The IRGC was introduced in 1979 after the Iranian Revolution as a branch of the country’s armed forces. 

It is today one of the most powerful paramilitary organisations in the Middle East, exporting Islamic extremism abroad and supporting terrorist groups abroad like Hamas and Hezbollah.

It has been directly linked to at least 20 foiled terror plots in the UK since 2022, according to MI5’s Director General, Ken McCallum.

Labour Friends of Israel Chair Jon Pearce, MP for High Peak, said: “As was widely recognised before the conflict between Israel and Iran, the threat posed to Britain’s national security — both domestically and to our allies in the Middle East and Europe — by Tehran has never been greater.”

He added: “We now need to take urgent action at home to ensure the safety of the British people, especially those, such as the Jewish community, which Tehran has long been targeting. This involves disrupting the IRGC’s UK-based extremist networks and radicalisation efforts, as well as recognising that its operational methods mirror those of already-proscribed terrorist groups.”

David Taylor, Labour MP for Hemel Hempstead, told PoliticsHome that ministers should speed up legislation implementing the recent review of state threats by Jonathan Hall KC as a way of proscribing the IRGC as a terrorist organisation.

“The IRGC is the Iranian Regime’s terror army, funding, directing, and supporting Tehran’s overseas operations, including plots right here in the UK. From targeting British Jews and dissidents to operating extremist networks and spreading radicalisation, their actions on our soil are clear and dangerous.

“The IRGC operates like a terrorist organisation.
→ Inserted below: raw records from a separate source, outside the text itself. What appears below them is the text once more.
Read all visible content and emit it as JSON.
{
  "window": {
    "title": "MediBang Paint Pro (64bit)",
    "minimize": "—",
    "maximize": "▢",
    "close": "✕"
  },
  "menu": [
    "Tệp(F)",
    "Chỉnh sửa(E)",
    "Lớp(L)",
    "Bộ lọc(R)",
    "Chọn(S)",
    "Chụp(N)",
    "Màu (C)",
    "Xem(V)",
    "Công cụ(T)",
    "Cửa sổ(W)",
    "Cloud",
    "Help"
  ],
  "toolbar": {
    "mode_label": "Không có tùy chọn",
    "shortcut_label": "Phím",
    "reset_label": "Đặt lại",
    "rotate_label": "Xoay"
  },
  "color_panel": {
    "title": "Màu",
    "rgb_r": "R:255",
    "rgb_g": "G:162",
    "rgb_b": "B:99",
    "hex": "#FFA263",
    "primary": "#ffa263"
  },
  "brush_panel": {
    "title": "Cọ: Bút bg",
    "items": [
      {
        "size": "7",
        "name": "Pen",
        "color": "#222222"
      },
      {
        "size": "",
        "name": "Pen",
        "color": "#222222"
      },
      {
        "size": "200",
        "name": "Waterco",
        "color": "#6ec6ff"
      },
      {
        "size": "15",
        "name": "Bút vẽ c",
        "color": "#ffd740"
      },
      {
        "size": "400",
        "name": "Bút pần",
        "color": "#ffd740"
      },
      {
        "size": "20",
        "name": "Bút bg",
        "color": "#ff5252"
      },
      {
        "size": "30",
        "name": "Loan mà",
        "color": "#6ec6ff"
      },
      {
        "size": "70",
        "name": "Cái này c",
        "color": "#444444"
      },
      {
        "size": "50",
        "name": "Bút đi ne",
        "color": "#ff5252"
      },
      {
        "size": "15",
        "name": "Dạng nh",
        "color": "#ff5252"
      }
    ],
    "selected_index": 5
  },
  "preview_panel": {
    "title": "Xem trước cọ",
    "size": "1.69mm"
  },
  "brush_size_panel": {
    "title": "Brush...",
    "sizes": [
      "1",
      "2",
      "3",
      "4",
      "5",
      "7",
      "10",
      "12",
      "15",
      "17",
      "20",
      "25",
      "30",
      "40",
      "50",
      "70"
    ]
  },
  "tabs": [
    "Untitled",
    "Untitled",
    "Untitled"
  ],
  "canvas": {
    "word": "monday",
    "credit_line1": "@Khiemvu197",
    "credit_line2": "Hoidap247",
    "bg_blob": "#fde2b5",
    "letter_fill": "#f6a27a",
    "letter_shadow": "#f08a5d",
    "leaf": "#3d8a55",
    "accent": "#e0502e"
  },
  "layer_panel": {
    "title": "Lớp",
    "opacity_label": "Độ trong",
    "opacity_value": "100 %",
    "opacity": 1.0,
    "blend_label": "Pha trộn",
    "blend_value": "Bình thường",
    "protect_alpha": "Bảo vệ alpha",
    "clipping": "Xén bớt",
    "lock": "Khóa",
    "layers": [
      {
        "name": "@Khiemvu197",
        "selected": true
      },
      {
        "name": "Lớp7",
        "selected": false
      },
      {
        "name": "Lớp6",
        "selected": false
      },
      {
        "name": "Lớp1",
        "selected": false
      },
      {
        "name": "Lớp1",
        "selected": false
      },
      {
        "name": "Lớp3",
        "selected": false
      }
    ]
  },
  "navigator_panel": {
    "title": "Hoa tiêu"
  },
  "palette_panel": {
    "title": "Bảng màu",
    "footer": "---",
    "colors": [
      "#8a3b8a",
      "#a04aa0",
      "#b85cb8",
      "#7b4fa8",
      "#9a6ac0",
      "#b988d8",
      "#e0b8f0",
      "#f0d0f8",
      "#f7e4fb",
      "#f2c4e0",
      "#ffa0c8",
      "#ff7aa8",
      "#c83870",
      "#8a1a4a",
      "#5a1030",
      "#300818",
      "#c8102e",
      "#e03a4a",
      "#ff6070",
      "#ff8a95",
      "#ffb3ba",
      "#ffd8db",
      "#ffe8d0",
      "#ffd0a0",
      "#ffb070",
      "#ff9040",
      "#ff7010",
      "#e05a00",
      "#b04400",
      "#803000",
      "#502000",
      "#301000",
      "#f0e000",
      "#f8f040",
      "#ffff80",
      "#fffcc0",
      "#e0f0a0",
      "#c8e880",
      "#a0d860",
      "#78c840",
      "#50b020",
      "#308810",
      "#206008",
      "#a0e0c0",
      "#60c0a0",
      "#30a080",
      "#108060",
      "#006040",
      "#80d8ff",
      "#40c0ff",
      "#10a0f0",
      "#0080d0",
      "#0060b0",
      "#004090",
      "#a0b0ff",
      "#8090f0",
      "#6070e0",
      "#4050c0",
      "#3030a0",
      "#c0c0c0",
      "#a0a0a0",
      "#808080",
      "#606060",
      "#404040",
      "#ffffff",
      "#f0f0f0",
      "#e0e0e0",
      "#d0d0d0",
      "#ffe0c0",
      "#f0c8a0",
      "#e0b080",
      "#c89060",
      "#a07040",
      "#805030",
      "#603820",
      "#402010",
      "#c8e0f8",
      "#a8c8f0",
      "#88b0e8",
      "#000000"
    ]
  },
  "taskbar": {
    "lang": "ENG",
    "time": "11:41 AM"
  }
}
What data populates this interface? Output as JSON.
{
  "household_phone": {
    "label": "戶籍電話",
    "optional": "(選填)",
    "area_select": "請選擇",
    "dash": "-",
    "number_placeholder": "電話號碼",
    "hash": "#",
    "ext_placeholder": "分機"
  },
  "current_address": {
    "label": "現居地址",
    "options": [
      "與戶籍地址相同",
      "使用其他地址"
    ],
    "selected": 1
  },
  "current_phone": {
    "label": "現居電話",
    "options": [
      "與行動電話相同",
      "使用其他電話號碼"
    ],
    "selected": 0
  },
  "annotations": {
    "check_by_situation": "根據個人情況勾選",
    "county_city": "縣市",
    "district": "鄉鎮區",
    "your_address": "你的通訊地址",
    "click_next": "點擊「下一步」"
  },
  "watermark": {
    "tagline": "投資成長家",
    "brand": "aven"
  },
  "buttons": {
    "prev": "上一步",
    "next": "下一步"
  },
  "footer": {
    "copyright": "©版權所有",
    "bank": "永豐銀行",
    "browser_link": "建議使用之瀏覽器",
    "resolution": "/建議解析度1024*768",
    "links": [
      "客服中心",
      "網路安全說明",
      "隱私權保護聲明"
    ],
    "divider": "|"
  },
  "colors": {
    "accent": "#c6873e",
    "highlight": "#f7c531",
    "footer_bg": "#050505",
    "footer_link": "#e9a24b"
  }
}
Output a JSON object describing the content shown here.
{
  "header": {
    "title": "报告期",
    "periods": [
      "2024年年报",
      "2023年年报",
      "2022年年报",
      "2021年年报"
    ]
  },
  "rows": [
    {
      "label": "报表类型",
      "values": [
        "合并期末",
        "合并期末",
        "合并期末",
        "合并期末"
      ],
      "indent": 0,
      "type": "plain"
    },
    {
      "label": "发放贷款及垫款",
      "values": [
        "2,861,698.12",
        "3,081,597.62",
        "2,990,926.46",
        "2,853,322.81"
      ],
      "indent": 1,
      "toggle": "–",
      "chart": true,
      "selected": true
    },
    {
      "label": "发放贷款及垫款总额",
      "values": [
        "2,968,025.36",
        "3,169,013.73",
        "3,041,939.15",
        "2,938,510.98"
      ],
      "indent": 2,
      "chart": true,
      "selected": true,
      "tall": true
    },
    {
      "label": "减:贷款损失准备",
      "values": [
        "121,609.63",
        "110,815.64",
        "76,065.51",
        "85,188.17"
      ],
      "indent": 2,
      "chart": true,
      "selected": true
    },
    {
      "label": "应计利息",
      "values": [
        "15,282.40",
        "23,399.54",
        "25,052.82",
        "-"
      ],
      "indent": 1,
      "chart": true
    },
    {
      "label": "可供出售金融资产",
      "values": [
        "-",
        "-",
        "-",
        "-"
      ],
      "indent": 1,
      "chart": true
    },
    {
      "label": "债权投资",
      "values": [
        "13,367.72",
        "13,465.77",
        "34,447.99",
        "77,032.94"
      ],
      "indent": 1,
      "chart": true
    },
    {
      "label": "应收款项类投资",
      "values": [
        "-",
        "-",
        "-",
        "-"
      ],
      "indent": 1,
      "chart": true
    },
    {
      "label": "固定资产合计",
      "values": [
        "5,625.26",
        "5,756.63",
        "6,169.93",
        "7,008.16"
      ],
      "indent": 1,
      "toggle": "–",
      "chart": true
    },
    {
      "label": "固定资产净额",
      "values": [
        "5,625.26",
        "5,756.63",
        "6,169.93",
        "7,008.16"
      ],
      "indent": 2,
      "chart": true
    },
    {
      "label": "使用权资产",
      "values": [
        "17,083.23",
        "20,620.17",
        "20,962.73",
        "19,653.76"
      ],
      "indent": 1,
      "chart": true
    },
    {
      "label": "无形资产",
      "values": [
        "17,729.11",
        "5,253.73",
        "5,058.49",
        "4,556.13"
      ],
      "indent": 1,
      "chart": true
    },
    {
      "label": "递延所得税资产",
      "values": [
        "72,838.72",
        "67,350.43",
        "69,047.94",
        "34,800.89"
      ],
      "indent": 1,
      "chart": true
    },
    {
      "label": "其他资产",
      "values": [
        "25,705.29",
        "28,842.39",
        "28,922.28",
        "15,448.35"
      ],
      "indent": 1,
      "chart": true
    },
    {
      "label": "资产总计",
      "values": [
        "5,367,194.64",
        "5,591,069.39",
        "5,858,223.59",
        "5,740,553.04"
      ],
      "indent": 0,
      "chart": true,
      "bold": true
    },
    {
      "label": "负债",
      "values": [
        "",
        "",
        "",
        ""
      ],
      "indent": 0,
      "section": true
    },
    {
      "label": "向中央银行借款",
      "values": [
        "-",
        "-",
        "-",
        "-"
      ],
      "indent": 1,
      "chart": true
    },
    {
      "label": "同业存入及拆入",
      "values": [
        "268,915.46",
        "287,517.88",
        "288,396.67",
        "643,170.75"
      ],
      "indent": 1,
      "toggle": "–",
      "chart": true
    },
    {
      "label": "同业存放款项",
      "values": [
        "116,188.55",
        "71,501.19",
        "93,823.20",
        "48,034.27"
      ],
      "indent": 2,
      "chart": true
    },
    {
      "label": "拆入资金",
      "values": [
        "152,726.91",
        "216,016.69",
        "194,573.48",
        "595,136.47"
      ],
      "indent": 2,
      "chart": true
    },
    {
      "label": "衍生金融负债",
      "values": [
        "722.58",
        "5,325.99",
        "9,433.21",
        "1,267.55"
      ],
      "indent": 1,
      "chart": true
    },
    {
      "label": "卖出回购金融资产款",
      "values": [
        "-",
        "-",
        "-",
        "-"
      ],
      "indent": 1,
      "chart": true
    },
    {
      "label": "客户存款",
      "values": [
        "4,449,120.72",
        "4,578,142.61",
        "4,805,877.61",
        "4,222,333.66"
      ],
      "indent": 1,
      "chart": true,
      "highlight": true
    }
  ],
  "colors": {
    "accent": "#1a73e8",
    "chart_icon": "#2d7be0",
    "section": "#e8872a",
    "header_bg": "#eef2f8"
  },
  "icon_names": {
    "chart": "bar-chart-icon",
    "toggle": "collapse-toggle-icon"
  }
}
It’s time we treat it like one. Ministers should consider expediting legislation and move to ban the IRGC without delay.”

Luke Akehurst, Labour MP for North Durham, said ministers must “urgently” enact powers to proscribe the IRGC given “Iran’s action in the last 12 days”.

Mike Tapp, Labour MP for Dover, added: “We know the IRGC pose a domestic threat, we must push to put in place a programme to tackle the threat to Iranian dissidents and the Jewish community here in Britain.”

An Iranian missile fired and hit Beersheba, a city in southern Israel, in the early hours of Wednesday morning, shortly after US President Donald Trump claimed he had brokered a ceasefire between Iran and Israel. The Israeli Defence Forces carried out intense strikes in retaliation. 

Trump later ordered Israel not to retaliate and claimed both Israel and Iran “don’t know what the fuck they’re doing”.

The US last week carried out strikes on Iranian nuclear facilities, which the Trump administration said did major damage to Tehran’s effort to develop a nuclear bomb. These strikes came after days of Iran and Israel attacking each other.

Labour said it would commit to proscribing the IRGC before winning power last year.

Following the July general election, however, Foreign Secretary David Lammy told The Guardian that the government was unlikely to rush such an action.

PoliticsHome understands that there has been tension between the Home Office and Foreign Office over whether to ban the IRGC outright, with the latter believed to fear it would undermine important diplomatic back channels with Tehran.

An official spokesperson for Prime Minister Keir Starmer on Tuesday said it was a “long-standing position we keep the list of proscribed terror organisations under constant review”.

They told PoliticsHome: “We have long been clear we will not hesitate to take the most effective measures against the Iranian regime. We have already sanctioned the IRGC in its entirety as well as individual commanders.”

Security minister Dan Jarvis in March directly addressed the threat of Iranian terror groups on British soil, after he claimed the regime was using criminal proxies to do its bidding.

He said the government would place the whole of the Iranian state – including the IRGC – onto the enhanced tier of the new Foreign Influence Registration Scheme.

On Monday, the government proscribed Palestine Action after pro-Palestine activists broke into an RAF military base and vandalised military aircraft.